FOR a moment it looked as if Sunderland had already been condemned to relegation to the Championship. There were players wearing the Black Cats’ white away strip lying devastated on the pitch at the London Stadium and the final whistle had not even blown.

Winston Reid had drilled in a low winner deep into stoppage-time in the last attack of the game.

Sunderland had, as on six other occasions already this season, lost again. That’s two points from nine matches and even crisis club Aston Villa had mustered more than that by this stage last season.

In fact only two other teams in Premier League history have recorded just two points from nine matches and the last of those was Sheffield Wednesday in 1999, when they went down. Manchester City, in 1995-96, were the others and they suffered the same fate.

No wonder Sunderland’s players were dejected, having dug deep on their first ever visit to the former Olympic Stadium and then have their efforts wasted by a lapse in concentration with referee Bobby Madley on the verge of blowing the final whistle.

David Moyes, who has never wavered from his belief that turning Sunderland around will be a long-term project, looked as despondent as he has after a game, while still trying to come up with a positive or two.

“I think the players will know, they don’t always need the manager to tell them,” said Moyes. “I think they understand that lots of the things they did after the opening 30 minutes were good. We had one or two really good chances ourselves.

“Tactically, we struggled in the early part of the game with their formation and system.

“We found it difficult to cope with them, we couldn’t cover all the areas of the pitch we’d have liked. There were one or two things we tried to keep changing to try to get there, and we got there in the end.”

Sunderland have injury problems – big ones for a team already short of quality options to change a game.

When tiredness crept in against West Ham there was a lack of experience and quality to bring off the bench.

There is already an air of resignation among many fans that this season will be the year when they go down, having teetered on the brink for a number of years and dramatically come good in the end.

What hurt the players and supporters more against West Ham was that they had actually worked themselves into a position where they might have even claimed a victory rather than just a point, although a draw would still have been welcomed.

After a shaky start, when Dimitri Payet was denied by Jordan Pickford and hit the post, Sunderland found extra strength and resilience and made it harder for the home side to break them down.

With the exception of Simone Zaza’s overhead kick seconds before half-time that dropped wide, Sunderland actually created a few decent opportunities themselves and it looked as if they would record a first clean sheet of the season.

When Wahbi Khazri found himself clean through on goal, after a pass deflected favourably in his path, he ought to have put Sunderland ahead but instead he rushed his finish and goalkeeper Adrian made a comfortable stop.

Then, with seconds remaining, Reid struck.
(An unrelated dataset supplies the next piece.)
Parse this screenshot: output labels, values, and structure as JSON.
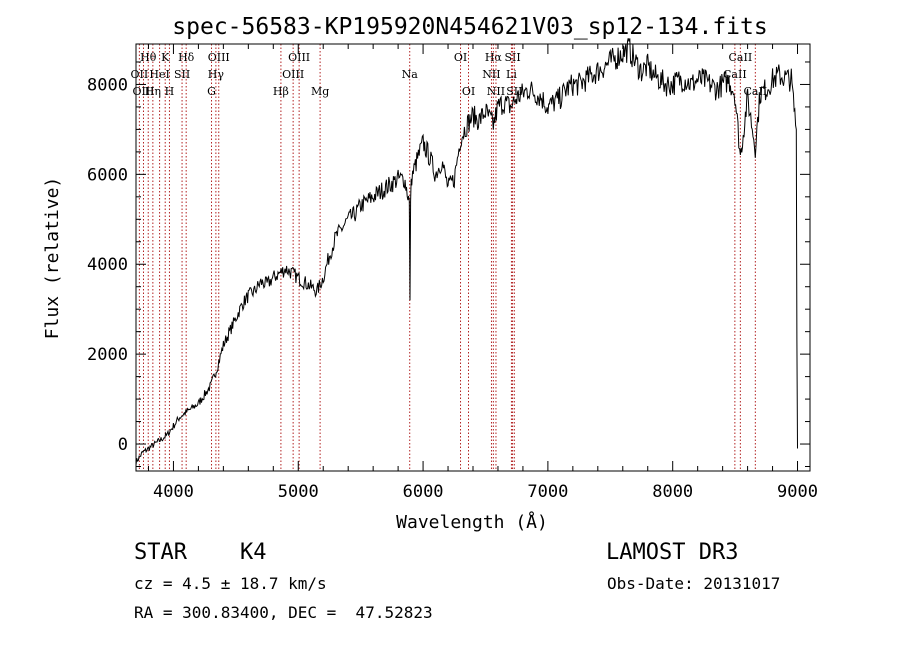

He had been found in acres of space on the edge of the box after a short corner and Sunderland were slow to close him down.

He picked out the corner of the net, even though Pickford claimed there were West Ham players offside and obstructing his view, but it could be argued the assistant referee was right to keep his flag down.

Moyes said: “I think it’s a hard one for the players because there were a lot of good things in the game, things we were doing a bit better, in quite a few departments.

“Then, in the end, if you don’t get the reward, it’s hard to take and it’s even more galling when you feel it’s down to an incorrect decision against you.

“When we gave the corner away we should have stayed on the ball.

“They take it short, and we allow them to work it to the edge of the box.

“But I’d probably rather them take a short corner than cross it into the box, so there you go.”

Had Khazri found the net, just moments after the restart, then Sunderland would have had a lead to hold on to, rather than find themselves chasing the game.

Now Sunderland, who have a midweek trip to Southampton in the EFL Cup, are having to look at the visit of Arsenal and the subsequent visit to Bournemouth as games they cannot afford to lose.

A failure to collect points in those would see the five-point gap increase and it is hard to imagine any side coming back from an 11-match start without a win – it’s hard enough to picture a way back from nine.